Set a realistic budget. Calculate carefully especially expensive stuff like a house or car. I pay off my mortgage in 8 years with my freelance income by setting a realistic budget.
Tip 2. Make your money system simple as possible
Diversifying financial assets helps avoid risk, but too many can be difficult to manage. I only manage taxable brokerage, Roth IRA, checking account, saving account, and former employer’s 401(K) plan. Trying to minimize maintenance fees too.
Tip 3. Clarify priorities
For example, my money goes in this order:
- Pay for my needs
- Pay for my wants
Cash envelope wallets helped me to prioritize my spending and stick to the budgeting.
Tip 4. Always consider total costs
Most credit cards only require you to make a minimum payment each month. The minimum payment each month looks like not a lot of money, but it can be a lot of money when you consider total costs.
Tip 5. Don’t make big decisions quickly
We bought a timeshare at Hilton a couple of years ago. We were not planning to buy a timeshare. Actually, we didn’t know about the timeshare until that day. However, we bought a timeshare and spent 30K within 2 hours.

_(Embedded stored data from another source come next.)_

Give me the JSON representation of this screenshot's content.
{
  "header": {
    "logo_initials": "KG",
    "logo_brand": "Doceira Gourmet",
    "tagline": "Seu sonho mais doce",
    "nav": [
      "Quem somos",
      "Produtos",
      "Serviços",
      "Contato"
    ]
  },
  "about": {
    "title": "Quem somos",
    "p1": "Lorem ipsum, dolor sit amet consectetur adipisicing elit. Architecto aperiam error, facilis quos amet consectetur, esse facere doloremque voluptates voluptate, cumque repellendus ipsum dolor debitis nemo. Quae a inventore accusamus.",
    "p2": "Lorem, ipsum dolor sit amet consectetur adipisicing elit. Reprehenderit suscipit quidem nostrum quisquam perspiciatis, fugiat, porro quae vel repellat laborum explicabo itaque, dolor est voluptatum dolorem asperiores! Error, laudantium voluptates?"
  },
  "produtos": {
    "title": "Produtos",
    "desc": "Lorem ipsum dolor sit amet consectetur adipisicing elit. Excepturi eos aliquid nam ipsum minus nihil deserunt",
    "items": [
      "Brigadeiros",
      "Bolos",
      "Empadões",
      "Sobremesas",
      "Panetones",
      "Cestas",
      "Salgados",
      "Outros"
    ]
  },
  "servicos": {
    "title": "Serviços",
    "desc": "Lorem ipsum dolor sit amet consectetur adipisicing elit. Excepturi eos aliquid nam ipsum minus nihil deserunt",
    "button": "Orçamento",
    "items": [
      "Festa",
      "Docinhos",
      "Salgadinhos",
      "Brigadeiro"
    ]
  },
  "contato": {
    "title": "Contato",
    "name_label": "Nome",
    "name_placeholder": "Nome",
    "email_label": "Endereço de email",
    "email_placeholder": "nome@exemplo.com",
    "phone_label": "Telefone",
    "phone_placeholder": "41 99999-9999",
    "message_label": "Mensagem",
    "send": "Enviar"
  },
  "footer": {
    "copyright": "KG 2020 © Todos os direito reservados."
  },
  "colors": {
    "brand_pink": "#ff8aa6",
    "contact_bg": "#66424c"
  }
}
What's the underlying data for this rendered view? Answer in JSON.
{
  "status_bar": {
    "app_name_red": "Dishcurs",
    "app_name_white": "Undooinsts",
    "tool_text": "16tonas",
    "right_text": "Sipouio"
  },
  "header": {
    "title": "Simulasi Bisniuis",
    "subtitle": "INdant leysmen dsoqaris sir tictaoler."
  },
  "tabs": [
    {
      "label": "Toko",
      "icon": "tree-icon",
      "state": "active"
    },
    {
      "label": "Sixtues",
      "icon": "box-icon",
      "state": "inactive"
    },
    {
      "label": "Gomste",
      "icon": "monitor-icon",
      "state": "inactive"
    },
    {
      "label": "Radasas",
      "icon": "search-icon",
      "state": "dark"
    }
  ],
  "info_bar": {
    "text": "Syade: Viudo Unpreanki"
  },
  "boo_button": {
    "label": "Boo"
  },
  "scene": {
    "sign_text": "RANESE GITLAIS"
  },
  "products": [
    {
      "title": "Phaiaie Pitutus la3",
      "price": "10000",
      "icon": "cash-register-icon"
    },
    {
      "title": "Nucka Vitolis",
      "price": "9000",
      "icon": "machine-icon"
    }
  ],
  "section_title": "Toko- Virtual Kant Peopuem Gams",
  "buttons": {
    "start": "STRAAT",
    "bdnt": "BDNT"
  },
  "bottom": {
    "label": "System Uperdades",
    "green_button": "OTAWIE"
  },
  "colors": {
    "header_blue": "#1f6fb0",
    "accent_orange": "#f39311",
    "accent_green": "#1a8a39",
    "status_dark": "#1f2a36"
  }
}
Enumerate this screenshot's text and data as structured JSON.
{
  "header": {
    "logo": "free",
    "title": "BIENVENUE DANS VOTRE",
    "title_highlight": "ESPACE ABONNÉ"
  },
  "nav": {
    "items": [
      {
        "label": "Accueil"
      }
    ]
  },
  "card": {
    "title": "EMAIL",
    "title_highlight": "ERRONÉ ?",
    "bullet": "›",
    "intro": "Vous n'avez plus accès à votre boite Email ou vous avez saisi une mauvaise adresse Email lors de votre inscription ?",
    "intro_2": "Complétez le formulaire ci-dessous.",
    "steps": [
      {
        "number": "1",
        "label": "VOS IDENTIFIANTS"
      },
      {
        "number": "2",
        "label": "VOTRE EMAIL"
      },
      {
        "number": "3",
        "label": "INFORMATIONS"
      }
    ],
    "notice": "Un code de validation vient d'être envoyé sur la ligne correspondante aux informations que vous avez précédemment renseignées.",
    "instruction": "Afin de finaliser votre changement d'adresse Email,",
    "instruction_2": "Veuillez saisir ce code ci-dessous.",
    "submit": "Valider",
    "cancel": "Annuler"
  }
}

I regretted it for three months… And I decided to enjoy and use timeshare as much as I can. Lol
I’m trying to stay positive, but don’t make big decisions quickly. You’ll regret it like me.
Tip 6. Learn risks
It’s okay to take risks, but don’t take unknown risks. Learn risks you’ll face. For example, investing your money in the stock market is a reasonable strategy for your retirement plan. Is it a risk? Yes.
Stock market volatility, interest rate changes, and permanent loss of capital are not avoidable. But how much risk is appropriate? The answer is different for everyone. It really depends on your risk tolerance and your risk capacity. Learn risks and take proper action to the risks.
Tip 7. Pay off debt and stay out of debt
There are two types of debt such as good debt and bad debt. Good debt can be student loans, mortgages, or business loans that can help build wealth or increase income over time. On the other hand, bad debt refers to things like credit cards or other consumer debt that do little to improve your financial outcome.
Pay off good debt, and stay out of bad debt.
Decisions are a part of life. And money is a tool to take you anywhere in life, but it all depends on how you use your money. Make the best decision for your family and your life.